Methodological Considerations: Data discovery across domains requires that many of the implicit assumptions made about what data is and how it is collected and used be explicitly described. In the social sciences, data tend to be used in the form of static data sets, analysis of which produces tabulations, aggregate data, etc. for the purposes of supporting research findings and policy decisions. The models used in this analysis, while important, are not seen as reusable in the same sense as the data is. This implicit approach needs to be explained so that those outside the domain can understand the parameters in which data are made available: as static “slices” of data grouped into data sets, versioned and maintained throughout the process of production and analysis, and tied to specific research or dissemination outputs. Metadata is attached to each of the various versions, accessible according to standard models and accessible with a small range of known protocols. Collection, processing, analysis, and dissemination of data can be understood in reference to generic domain models (GSIM, GSBPM, GLBPM, etc.).

The objects of study are often persons or groups of persons with a high degree of legal protection in terms of their personal data. Data confidentiality informs every stage of the data lifecycle, impacting data collection, processing, dissemination, etc. It also has impacts on the forms in which data are made available for reuse (public use files vs. scientific use files; synthetic data sets for determining assessability, etc.) These considerations will impact the discoverability of data, and even the best approach to searching for it.

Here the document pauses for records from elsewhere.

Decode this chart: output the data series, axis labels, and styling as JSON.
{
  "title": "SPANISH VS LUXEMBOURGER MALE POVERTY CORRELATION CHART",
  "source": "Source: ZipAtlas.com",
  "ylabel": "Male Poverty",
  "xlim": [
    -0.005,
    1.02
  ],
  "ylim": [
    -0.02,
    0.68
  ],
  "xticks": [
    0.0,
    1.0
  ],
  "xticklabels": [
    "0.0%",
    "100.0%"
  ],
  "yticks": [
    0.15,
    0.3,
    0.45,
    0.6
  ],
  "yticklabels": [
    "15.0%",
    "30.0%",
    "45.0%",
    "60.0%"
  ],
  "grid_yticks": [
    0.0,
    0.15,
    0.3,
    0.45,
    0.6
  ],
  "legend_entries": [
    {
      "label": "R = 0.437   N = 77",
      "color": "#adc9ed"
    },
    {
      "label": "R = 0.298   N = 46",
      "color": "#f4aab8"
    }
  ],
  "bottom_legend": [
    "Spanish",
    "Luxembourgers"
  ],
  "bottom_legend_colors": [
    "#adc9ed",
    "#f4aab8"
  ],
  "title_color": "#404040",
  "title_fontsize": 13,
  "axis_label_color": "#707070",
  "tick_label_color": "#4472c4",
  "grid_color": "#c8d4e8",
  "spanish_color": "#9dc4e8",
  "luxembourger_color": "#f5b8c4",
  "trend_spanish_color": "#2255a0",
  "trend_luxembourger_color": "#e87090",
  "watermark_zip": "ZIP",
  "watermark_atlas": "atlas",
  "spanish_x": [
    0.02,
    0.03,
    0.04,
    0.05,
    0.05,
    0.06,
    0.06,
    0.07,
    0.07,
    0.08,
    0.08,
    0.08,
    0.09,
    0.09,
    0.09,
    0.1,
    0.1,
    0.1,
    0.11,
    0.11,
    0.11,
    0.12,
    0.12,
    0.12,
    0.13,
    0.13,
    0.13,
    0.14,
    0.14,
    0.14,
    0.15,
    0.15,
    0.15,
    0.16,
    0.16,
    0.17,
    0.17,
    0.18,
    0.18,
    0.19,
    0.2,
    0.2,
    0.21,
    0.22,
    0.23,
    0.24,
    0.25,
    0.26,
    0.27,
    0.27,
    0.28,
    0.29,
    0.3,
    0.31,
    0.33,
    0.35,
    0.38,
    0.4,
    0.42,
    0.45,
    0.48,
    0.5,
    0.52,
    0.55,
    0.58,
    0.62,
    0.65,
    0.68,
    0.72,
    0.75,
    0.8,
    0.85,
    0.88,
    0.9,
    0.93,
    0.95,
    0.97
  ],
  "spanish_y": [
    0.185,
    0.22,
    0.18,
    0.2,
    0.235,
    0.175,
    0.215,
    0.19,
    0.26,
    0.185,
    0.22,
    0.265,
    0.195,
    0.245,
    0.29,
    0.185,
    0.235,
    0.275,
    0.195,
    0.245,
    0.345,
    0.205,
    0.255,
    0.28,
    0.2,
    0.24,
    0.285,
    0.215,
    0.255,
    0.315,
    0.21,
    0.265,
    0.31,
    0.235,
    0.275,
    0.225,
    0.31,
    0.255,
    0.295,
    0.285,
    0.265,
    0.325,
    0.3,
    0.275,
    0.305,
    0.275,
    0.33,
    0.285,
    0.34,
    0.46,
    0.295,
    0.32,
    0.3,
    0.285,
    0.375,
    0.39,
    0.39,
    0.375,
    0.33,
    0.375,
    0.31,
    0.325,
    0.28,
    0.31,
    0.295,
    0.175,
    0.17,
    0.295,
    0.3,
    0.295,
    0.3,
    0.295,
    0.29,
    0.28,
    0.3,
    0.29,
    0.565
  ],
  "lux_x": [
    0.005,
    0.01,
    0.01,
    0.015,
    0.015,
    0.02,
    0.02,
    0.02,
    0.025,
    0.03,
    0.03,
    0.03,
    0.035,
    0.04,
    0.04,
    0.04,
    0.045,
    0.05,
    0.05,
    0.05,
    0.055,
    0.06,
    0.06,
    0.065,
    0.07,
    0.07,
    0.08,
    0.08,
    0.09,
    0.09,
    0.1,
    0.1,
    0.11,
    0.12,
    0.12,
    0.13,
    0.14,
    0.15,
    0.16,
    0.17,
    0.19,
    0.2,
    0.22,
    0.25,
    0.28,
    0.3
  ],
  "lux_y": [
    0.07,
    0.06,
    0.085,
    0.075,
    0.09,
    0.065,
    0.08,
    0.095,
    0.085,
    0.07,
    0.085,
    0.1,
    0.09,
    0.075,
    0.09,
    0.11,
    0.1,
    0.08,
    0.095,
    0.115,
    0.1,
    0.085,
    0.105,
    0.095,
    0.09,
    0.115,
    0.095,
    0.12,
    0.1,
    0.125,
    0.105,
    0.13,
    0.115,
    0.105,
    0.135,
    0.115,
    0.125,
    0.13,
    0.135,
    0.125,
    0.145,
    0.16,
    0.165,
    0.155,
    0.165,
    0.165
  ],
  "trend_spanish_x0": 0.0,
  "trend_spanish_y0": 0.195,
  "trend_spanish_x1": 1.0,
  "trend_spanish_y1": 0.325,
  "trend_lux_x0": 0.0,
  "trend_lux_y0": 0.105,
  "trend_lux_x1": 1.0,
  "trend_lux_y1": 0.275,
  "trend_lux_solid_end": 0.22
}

Proposal: This would be a proposed use of the DCAT standard, in reference to DDI and related domain-specific models (for Provenance, etc.). Specific fields would be identified, and guidance in their use provided. (This would be documented at both general and more detailed levels). Efforts to promote changes in practice – in effect, promoting the use of such a profile – would be elaborated here.

Elaboration of the Use Case: The specific use cases examined would be described (searching for mortality data used in HIV research and combining these with National Accounts data regarding economic productivity to support an assessment of the impact of health policies in urban settings in East Africa, etc).

Exemplary Data and Metadata: Examples in human-readable form of the data and metadata described in the preceding Use Case.

Application of Standards/Specifications/Technologies: Code examples and a guide to implementing the recommended standards, using the data and metadata presented in the preceding section. This could be quite technical, and should be packaged so that it could be taken as a stand-alone product by implementers.